Justice of the High Court
- Incumbent
- Assumed office 2 June 2015

Personal details
- Born: Alistair William Orchard MacDonald 22 February 1970 (age 56)
- Spouse: Penelope MacDonald
- Alma mater: University of Nottingham City University
- Occupation: Judge Barrister Queen's Counsel

= Alistair MacDonald =

British judge

Sir Alistair William Orchard MacDonald (born 22 February 1970), styled The Hon. Mr Justice MacDonald, has been a judge in the Family Division of the High Court of England and Wales since 2 June 2015. (Note: There is another Alistair MacDonald QC who was chair of the Bar Council in 2015.) As a barrister he specialised in child protection.

==Career==
MacDonald received a BA in Archaeology from the University of Nottingham and worked as an archaeologist for three years, without obtaining grant funding for an offered Ph.D. position. He then obtained a Diploma in Law from City University.

MacDonald was called to the bar in 1995 and undertook pupillage at Priory Chambers, 2 Fountain Court. In 2008 he won Barrister of the Year at the Birmingham Law Society Legal Awards, and later that year appeared on the BBC television series Barristers.
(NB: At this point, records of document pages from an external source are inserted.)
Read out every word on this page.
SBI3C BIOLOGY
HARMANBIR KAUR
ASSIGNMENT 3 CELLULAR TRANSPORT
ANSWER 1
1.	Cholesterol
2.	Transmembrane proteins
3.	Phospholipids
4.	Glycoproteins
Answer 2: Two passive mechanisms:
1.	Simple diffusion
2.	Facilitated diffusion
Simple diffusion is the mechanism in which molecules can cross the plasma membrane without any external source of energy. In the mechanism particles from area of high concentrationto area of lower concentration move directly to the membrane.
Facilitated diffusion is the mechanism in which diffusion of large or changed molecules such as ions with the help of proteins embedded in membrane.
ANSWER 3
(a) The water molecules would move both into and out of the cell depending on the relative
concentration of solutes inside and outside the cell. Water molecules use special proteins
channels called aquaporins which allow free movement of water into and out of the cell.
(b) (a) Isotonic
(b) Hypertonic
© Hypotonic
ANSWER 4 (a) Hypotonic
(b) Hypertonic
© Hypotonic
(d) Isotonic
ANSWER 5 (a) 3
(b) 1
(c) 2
He became a Recorder in 2009, and QC in 2011. He practised in family law, particularly the rights of children. He was co-chairman of the Association of Lawyers for Children, speaking out against reductions in legal aid increases in court fees for local authorities, and a reduction of family law barrister fees. He is on the board of the journal Child and Family Law Quarterly.

He was made a Knight Bachelor on 10 November 2015.

The case of Alta Fixsler, a two year old Haredi girl from Manchester, England who was placed on a ventilator after a severe brain injury came before MacDonald. The case drew international attention after MacDonald ruled on May 21, 2021 that her life support be withdrawn.

===Works===
- MacDonald, Alistair (2011). "The Rights of the Child – Law and Practice"

New Law Journal said "This book is the reference work for the family advocate who wishes to use the CRC on behalf of the children they represent."